Details
-
Bug
-
Status: Resolved
-
Resolution: Done
-
Post-Helium
-
None
-
None
-
Operating System: All
Platform: All
-
3206
-
High
Description
I created a unit test in DistributedDataStoreIntegrationTest that accesses 2 shards using a Tx chain:
DOMStoreWriteTransaction writeTx = txChain.newWriteOnlyTransaction();
writeTx.write(CarsModel.BASE_PATH, CarsModel.emptyContainer());
writeTx.write(PeopleModel.BASE_PATH, PeopleModel.emptyContainer());
writeTx.write(CarsModel.CAR_LIST_PATH, CarsModel.newCarMapNode());
writeTx.write(PeopleModel.PERSON_LIST_PATH, PeopleModel.newPersonMapNode());
DOMStoreThreePhaseCommitCohort cohort1 = writeTx.ready();
ListenableFuture<Boolean> canCommit1 = cohort1.canCommit();
DOMStoreReadWriteTransaction readWriteTx = txChain.newReadWriteTransaction();
MapEntryNode car = CarsModel.newCarEntry("optima", BigInteger.valueOf(20000));
YangInstanceIdentifier carPath = CarsModel.newCarPath("optima");
readWriteTx.write(carPath, car);
MapEntryNode person = PeopleModel.newPersonEntry("jack");
YangInstanceIdentifier personPath = PeopleModel.newPersonPath("jack");
readWriteTx.merge(personPath, person);
DOMStoreThreePhaseCommitCohort cohort2 = readWriteTx.ready();
ListenableFuture<Boolean> canCommit2 = cohort2.canCommit();
writeTx = txChain.newWriteOnlyTransaction();
writeTx.delete(personPath);
DOMStoreThreePhaseCommitCohort cohort3 = writeTx.ready();
doCommit(canCommit1, cohort1);
doCommit(canCommit2, cohort2);
doCommit(cohort3);
The first 2 txns write to both shards and thus are coordinated commits, ie they they go thru the normal 3PC coordinated by the front-end. The 3rd txn only accesses 1 shard and thus does a direct commit, eliding the front-end 3PC coordination.
The test fails with an AskTimeoutEx on the "dummy" canCommit for the 3rd txn, which doesn't actually send the CanCommit message but simply waits on the direct commit ReadyLocalTransaction message.
I found 2 issues causing the AskTimeoutEx. When the ReadyLocalTransaction is processed for the 3rd txn, the 2nd txn's commit is still in progress so the 3rd txn's CohortEntry is queued. When the 2nd txn finishes commit, the 3rd txn's CohortEntry is dequeued and proceeds to doCanCommit. Since it's an immediate commit, it proceeds right to commit which calls the RaftActor to persist. In the debug output I saw the call to persistence but it never got the callback that persist completed. Thus it never finished the commit and sent the CommitTransactionReply which resulted in the AskTimeoutEx.

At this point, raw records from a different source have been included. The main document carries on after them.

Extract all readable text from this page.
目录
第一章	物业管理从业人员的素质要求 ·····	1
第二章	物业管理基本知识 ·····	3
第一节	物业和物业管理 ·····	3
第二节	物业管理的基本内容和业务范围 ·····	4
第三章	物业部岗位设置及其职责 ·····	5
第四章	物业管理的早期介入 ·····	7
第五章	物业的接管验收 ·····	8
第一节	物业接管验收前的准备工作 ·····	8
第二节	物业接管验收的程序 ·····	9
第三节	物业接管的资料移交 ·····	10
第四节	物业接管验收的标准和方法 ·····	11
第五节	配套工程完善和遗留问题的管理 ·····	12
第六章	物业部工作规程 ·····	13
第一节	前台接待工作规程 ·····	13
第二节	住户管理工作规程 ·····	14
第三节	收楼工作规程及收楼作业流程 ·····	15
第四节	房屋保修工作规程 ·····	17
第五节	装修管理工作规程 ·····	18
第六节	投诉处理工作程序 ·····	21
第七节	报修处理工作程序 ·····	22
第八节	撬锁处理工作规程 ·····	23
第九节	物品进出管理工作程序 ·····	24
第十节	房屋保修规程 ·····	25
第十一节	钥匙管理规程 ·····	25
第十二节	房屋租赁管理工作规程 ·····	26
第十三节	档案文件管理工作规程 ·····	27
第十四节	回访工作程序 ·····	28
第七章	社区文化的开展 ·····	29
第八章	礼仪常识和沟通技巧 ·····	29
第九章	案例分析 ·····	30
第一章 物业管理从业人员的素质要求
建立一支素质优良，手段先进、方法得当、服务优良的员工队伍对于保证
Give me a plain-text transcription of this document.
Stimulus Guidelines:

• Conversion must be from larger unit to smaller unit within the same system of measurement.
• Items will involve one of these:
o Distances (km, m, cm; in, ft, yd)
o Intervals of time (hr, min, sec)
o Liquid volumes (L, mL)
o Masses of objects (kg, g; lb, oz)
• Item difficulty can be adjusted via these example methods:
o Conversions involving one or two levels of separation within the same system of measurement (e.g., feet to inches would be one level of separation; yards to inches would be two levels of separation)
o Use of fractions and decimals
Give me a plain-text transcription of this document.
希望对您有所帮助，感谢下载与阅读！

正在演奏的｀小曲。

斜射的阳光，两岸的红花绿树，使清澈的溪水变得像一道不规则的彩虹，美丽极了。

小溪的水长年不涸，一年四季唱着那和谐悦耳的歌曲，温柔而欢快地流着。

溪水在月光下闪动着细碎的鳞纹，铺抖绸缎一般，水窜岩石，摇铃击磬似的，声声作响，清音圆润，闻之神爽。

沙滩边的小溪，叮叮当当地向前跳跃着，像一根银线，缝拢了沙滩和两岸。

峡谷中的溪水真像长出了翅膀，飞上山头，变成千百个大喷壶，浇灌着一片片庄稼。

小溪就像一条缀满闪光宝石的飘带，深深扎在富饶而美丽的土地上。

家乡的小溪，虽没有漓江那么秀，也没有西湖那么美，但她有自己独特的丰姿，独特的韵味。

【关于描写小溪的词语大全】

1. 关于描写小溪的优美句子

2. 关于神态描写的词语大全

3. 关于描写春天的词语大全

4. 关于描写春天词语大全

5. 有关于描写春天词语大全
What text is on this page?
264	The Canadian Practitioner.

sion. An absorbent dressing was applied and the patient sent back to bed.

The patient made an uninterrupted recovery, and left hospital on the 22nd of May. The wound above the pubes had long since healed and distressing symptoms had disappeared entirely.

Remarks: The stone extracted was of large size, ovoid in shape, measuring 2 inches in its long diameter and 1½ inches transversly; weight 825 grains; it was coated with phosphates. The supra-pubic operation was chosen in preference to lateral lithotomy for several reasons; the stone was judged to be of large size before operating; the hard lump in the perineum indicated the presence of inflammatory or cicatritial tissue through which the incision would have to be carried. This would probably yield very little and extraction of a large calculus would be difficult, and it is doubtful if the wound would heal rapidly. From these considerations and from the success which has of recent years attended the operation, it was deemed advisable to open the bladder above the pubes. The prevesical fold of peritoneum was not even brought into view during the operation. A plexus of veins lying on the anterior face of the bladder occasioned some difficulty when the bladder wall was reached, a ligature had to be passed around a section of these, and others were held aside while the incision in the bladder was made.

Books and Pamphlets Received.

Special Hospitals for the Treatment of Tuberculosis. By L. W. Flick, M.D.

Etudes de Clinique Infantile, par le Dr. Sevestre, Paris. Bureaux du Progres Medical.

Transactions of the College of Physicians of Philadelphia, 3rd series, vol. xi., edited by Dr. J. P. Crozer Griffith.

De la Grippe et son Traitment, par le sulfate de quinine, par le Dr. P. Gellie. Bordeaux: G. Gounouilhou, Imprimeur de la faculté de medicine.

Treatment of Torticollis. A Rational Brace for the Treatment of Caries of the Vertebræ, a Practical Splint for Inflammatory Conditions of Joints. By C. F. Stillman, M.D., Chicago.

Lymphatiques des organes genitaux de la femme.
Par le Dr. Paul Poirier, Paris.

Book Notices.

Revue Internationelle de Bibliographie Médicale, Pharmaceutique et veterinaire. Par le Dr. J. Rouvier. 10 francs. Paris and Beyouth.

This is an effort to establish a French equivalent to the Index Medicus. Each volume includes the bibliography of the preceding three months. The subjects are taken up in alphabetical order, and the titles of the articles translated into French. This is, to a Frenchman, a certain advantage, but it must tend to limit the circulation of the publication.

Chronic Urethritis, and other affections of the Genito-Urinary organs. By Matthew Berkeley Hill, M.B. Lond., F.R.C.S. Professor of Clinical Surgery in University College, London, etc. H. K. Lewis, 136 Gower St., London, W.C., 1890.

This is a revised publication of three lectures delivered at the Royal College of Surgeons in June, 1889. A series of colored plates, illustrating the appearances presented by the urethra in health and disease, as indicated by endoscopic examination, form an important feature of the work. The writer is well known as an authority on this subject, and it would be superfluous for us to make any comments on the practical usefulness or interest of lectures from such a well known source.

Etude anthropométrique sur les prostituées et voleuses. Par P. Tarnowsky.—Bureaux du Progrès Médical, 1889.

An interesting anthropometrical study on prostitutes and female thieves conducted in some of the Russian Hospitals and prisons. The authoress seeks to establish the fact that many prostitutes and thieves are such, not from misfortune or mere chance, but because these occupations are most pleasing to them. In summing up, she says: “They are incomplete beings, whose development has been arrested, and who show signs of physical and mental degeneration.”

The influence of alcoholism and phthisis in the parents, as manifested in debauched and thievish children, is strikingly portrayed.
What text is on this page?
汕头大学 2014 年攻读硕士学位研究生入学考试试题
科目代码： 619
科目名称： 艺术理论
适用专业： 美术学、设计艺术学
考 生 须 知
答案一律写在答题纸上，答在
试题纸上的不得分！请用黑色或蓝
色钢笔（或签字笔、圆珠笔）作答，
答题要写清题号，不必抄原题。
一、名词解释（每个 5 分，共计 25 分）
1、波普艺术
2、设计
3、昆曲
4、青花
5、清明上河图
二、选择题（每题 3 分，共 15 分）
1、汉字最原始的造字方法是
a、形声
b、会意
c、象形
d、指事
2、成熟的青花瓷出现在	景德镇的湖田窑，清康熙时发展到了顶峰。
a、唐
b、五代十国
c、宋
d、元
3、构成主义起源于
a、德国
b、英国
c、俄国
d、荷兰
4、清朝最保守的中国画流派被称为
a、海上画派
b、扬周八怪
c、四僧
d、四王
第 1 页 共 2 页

The problem is that the 2nd tnx finished it's commit via a direct call to applyState from the RaftActor's persist apply callback. The shard then immediately proceeds to the 3rd txn and tries to persist the its entry but, apparently, akka's persistence isn't re-entrant. So you can't try to do another persist from a previous persist callback.
I change the RaftActor to send the ApplyState message instead of calling applyState directly. However I still saw the AskTimeoutEx. The 2nd issue is that the shard was using the wrong sender when sending the CommitTransactionReply for the 3rd txn. It was using getSender() which, in this case, was the sender for the first txn. After changing it to use the correct sender from tnx 3's CohortEntry, the test succeeded.
However the test still fails sporadically b/c, due to timing, the 3rd direct commit txn can be committed before the prior coordinated commit. I still need to look into that.